Share

Bab 10

Tiga minggu kemudian, Dante sudah menjalani hari-hari seperti sebelumnya, ia harus pergi ke kantor untuk melakukan tugasnya.

Irin pun berniat untuk pergi, namun sebelum itu, ia menghubungi Dante dan meminta izin padanya.

Sebelum Dante membalas chat Irin, Irin sudah di jemput oleh Alex.

Alex adalah orang kepercayaan ayah Irin, Alex pun adalah sahabat kecil Irin.

Hanya saja, Alex adalah anak dari keluarga biasa saja.

"Aku nggak peduli kamu nggak balas, aku harus pergi." Gumam Irin sambil menatap ponselnya.
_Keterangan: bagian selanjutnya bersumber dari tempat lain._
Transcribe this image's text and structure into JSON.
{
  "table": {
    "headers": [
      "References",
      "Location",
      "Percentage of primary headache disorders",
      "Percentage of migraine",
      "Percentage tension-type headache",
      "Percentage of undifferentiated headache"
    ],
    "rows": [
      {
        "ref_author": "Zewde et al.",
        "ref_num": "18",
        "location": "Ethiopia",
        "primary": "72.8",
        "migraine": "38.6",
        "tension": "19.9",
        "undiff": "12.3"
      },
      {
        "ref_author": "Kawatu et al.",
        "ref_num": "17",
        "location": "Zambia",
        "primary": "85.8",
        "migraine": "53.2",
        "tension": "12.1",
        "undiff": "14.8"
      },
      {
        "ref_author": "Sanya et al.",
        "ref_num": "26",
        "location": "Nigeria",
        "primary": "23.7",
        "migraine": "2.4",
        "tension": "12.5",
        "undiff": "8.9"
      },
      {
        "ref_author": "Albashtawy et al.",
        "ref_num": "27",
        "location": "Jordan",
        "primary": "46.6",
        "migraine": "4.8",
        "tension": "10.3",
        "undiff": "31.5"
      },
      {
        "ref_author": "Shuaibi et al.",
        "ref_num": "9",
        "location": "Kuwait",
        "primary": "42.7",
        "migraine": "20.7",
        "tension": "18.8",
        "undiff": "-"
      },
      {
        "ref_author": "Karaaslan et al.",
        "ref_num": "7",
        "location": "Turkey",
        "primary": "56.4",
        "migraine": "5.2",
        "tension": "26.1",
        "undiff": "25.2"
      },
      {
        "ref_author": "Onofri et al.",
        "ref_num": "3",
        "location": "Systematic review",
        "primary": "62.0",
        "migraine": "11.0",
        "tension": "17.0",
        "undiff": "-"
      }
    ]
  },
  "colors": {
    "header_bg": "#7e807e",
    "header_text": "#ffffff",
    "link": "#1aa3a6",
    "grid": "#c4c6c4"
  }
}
Irin pun berjalan keluar, dan mendapati Alex sudah berdiri dan bersandar di mobilnya.

"Alex,"

"Hai, Nona manis… silahkan masuk," ucap Alex yang kini mulai membukakan pintu mobil untuk Irin.

"Terimakasih, pengawal…"

"Ck, pangeran gitu kek, masa dunia akting sama dunia nyata sama aja, aku jadi pengawal,"

Irin pun terbahak mendengar jawaban kesal Alex.

"Udah ih, buruan… nanti Rexa marahin aku lagi,"

Alex pun terkekeh,

"Iya, iya… ayo," Alex mulai menyalakan mesin mobil dan mulai melajukannya.

Di sisi lain, Rexa sudah ngedumel karena Irin belum juga datang.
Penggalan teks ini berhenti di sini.